As recommended by Kastner and Wyatt in “Getting to Calm: Cool-Headed Strategies for Parenting Tweens + Teens” and supported by recent studies, the most influential thing we can do to maintain our influence with our kids is to build and foster strong and connected relationships. Such relationships have an enduring influence on their choices in friends, their actions, and their behavior. And that influence lasts well into adulthood. Parental engagement, such as asking questions and keeping tabs, is also important, but its influence is not as lasting and can be diminished by many factors (including the child’s perception of being overcontrolled). Maximizing parental engagement and relationships are important while they are still choosing their friends and are open to our opinions (early adolescence), because their friends have a lasting influence on their choices.
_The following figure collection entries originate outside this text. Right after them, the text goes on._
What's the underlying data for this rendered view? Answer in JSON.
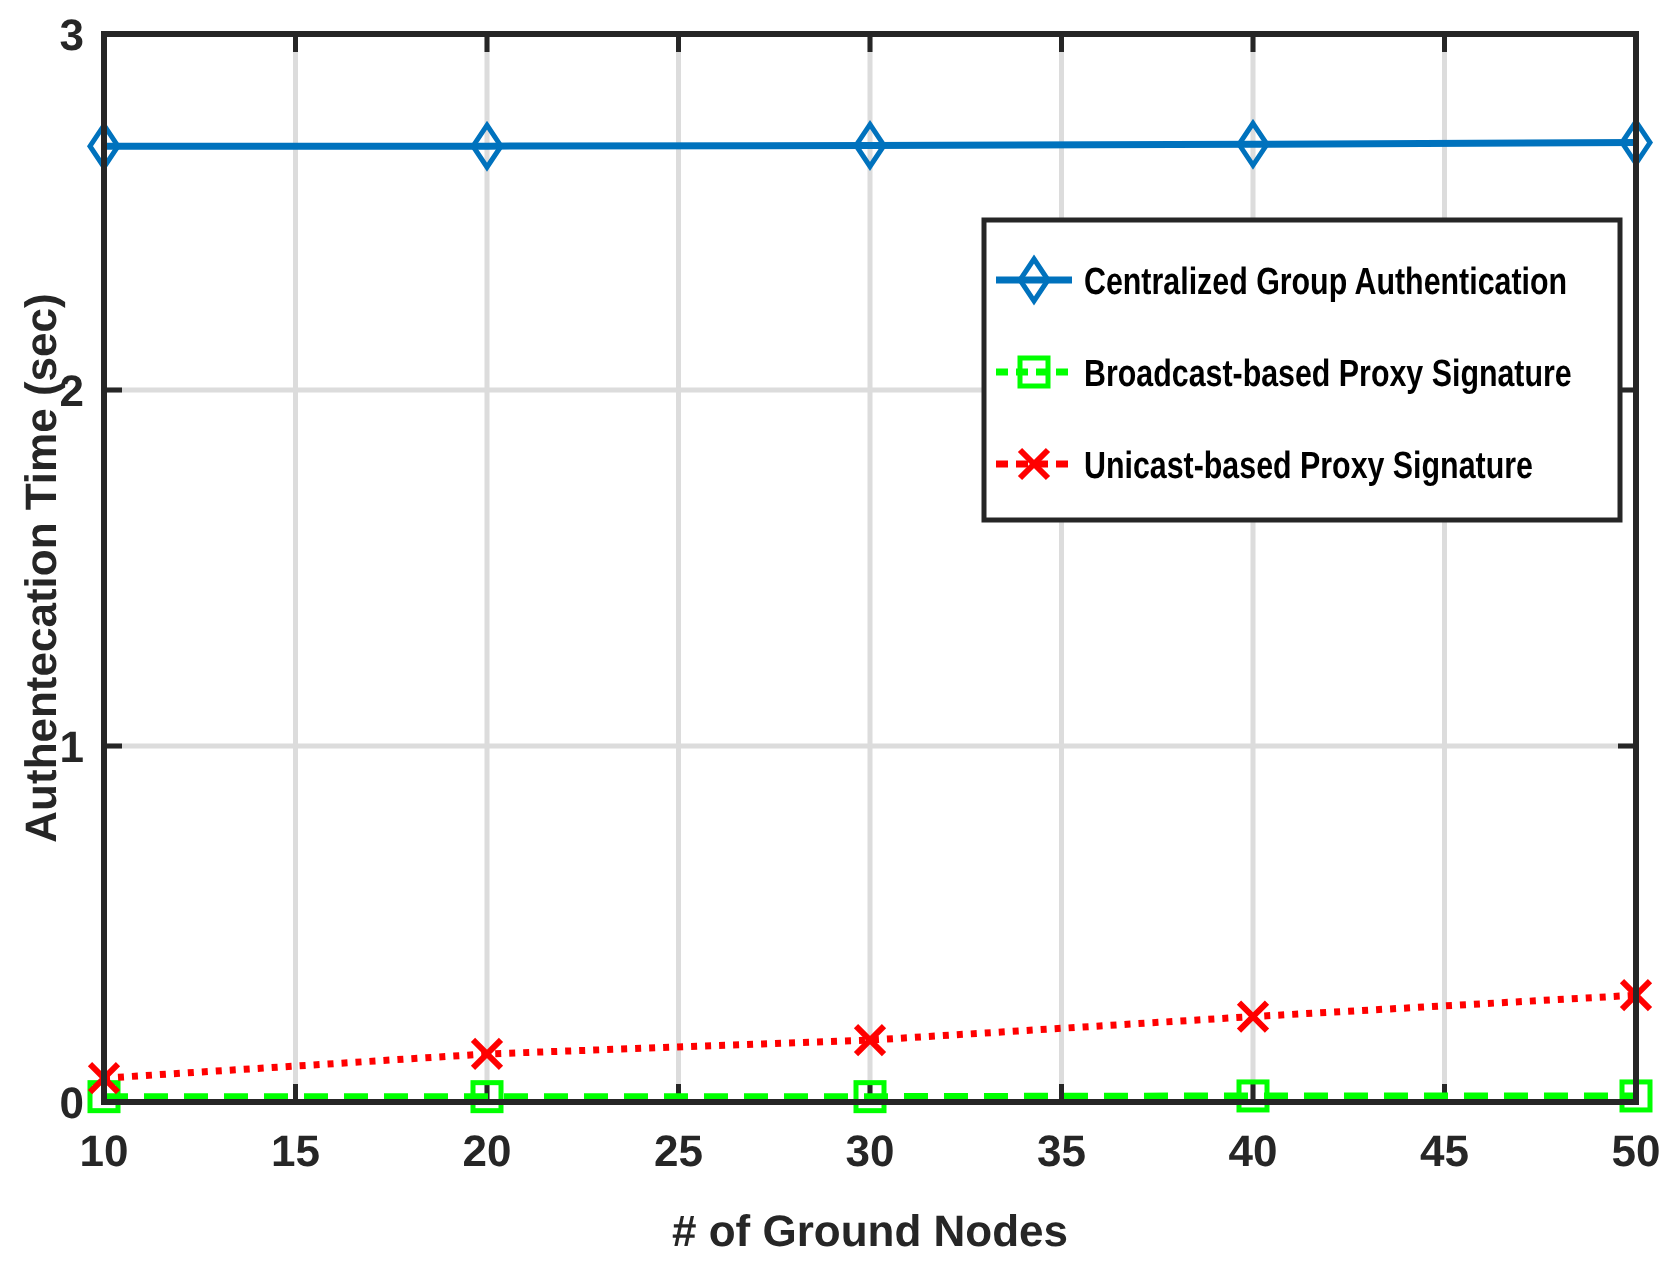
{
  "chart_data": {
    "type": "line",
    "xlabel": "# of Ground Nodes",
    "ylabel": "Authentecation Time (sec)",
    "x": [
      10,
      20,
      30,
      40,
      50
    ],
    "xlim": [
      10,
      50
    ],
    "xticks": [
      10,
      15,
      20,
      25,
      30,
      35,
      40,
      45,
      50
    ],
    "ylim": [
      0,
      3
    ],
    "yticks": [
      0,
      1,
      2,
      3
    ],
    "grid": true,
    "legend": "top right",
    "series": [
      {
        "name": "Centralized Group Authentication",
        "color": "#0072bd",
        "values": [
          2.685,
          2.685,
          2.687,
          2.69,
          2.695
        ],
        "marker": "diamond",
        "line_style": "solid"
      },
      {
        "name": "Broadcast-based Proxy Signature",
        "color": "#00ff00",
        "values": [
          0.015,
          0.015,
          0.015,
          0.017,
          0.017
        ],
        "marker": "square",
        "line_style": "dashed"
      },
      {
        "name": "Unicast-based Proxy Signature",
        "color": "#ff0000",
        "values": [
          0.067,
          0.135,
          0.174,
          0.24,
          0.3
        ],
        "marker": "cross",
        "line_style": "dotted"
      }
    ]
  }
}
My take-home is to remember the big picture, which as Kastner and Wyatt put it is to “look out over the horizon at the relationship you hope to have with your teens when they’re grown and start making it happen now”. Not controlling the small, day-to-day decisions as we used to do when they were younger. But helping them make good decisions while maintaining a positive relationship. Honestly, my goal is to raise kids that make good decisions independently as adults. But I’m also working to strengthen our relationship so that they will call to get our opinions on the major decisions. And parenting with that end in mind is predicated on remaining calm. Not something I’m great at, but something that I work on everyday. At a minimum I’m going to read “Getting to Calm” every so often or when I’m at my wit’s end, to remind myself of the big picture.